Sure, there will be vast herds of new IPv6 users on the Internet in the coming years now that IPv4 is used up. But broadband providers are taking measures to insure that their new IPv6-enabled customers can still reach IPv4-only content through large-scale NAT solutions like NAT444 and DS-Lite. So what’s to worry about?
Well, those LSN-based transitional services are what’s to worry about. As I wrote in a previous article, LSN is a necessary but problematic solution for connecting users to IPv4 content in a post-IPv4 world. It allows service providers to use private IPv4 addresses for the IPv4 side of dual-stacked customers, centralizing their limited pools of public IPv4 addresses where they can be efficiently shared among thousands of users.
But LSNs come with a long list of difficulties. For example:
· Many applications that have been adapted to work though a single NAT44 will break when crossing a double-NAT architecture like NAT444
· Services that identify a user by IP address will have problems when an address on the outside of an LSN is shared by thousands of users
· The stateful address mapping and heavy logging requirements in an LSN may present a performance bottleneck
· LSNs can be a single point of failure, and are an attractive target for CPU depletion or address pool depletion attacks
As an enterprise network operator, is this really your problem? LSNs are in the service provider network, after all.

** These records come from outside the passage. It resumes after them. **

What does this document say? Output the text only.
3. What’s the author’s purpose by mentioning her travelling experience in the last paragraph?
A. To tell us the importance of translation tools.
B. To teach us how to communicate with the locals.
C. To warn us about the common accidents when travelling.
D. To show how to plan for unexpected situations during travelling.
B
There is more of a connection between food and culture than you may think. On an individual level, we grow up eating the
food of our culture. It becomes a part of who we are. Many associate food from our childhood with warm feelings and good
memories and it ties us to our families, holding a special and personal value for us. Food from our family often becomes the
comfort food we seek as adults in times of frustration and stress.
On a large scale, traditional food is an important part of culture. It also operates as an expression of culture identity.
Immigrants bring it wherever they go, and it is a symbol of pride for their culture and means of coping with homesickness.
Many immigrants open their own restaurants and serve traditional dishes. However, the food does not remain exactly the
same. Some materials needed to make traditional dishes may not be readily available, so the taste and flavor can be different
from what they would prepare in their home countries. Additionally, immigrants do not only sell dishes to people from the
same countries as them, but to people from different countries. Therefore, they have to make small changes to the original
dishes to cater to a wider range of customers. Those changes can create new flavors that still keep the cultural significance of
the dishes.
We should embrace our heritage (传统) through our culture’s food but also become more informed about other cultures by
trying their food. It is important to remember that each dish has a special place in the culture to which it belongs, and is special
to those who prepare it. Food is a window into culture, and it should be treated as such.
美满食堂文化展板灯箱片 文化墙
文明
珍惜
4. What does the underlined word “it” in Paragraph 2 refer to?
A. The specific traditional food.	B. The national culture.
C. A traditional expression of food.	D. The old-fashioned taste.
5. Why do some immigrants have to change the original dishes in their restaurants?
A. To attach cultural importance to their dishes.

The effects of LSNs could certainly be your problem. The great majority of end users don’t know how the Internet works, and don’t care how it works. In fact if we do our jobs well, the network should be transparent to them. End users only care about the services they are using. And there’s the rub: If a service is not working correctly, the user is going to blame the provider of that service.
Let’s say you operate a bank’s network. If one of your customers cannot use his online banking services, he is not going to care whether it is his broadband provider’s LSN that is causing the problem. He is going to blame the bank.
And that’s the case for IPv6 in the enterprise. Or more accurately, at the enterprise edge.
You can remain warm and happy behind your NAT44, for now. There’s not much of a case for IPv6 there yet. But do you run applications accessible by the public? E-commerce? Customer account management? Content provisioning? Perhaps, even, a simple news service where subscribers are allowed to post comments? (Are you listening, Network World?)
The problems of LSN become your problems. And the way to bypass those problems is to bypass LSNs: Make your public services accessible directly over IPv6.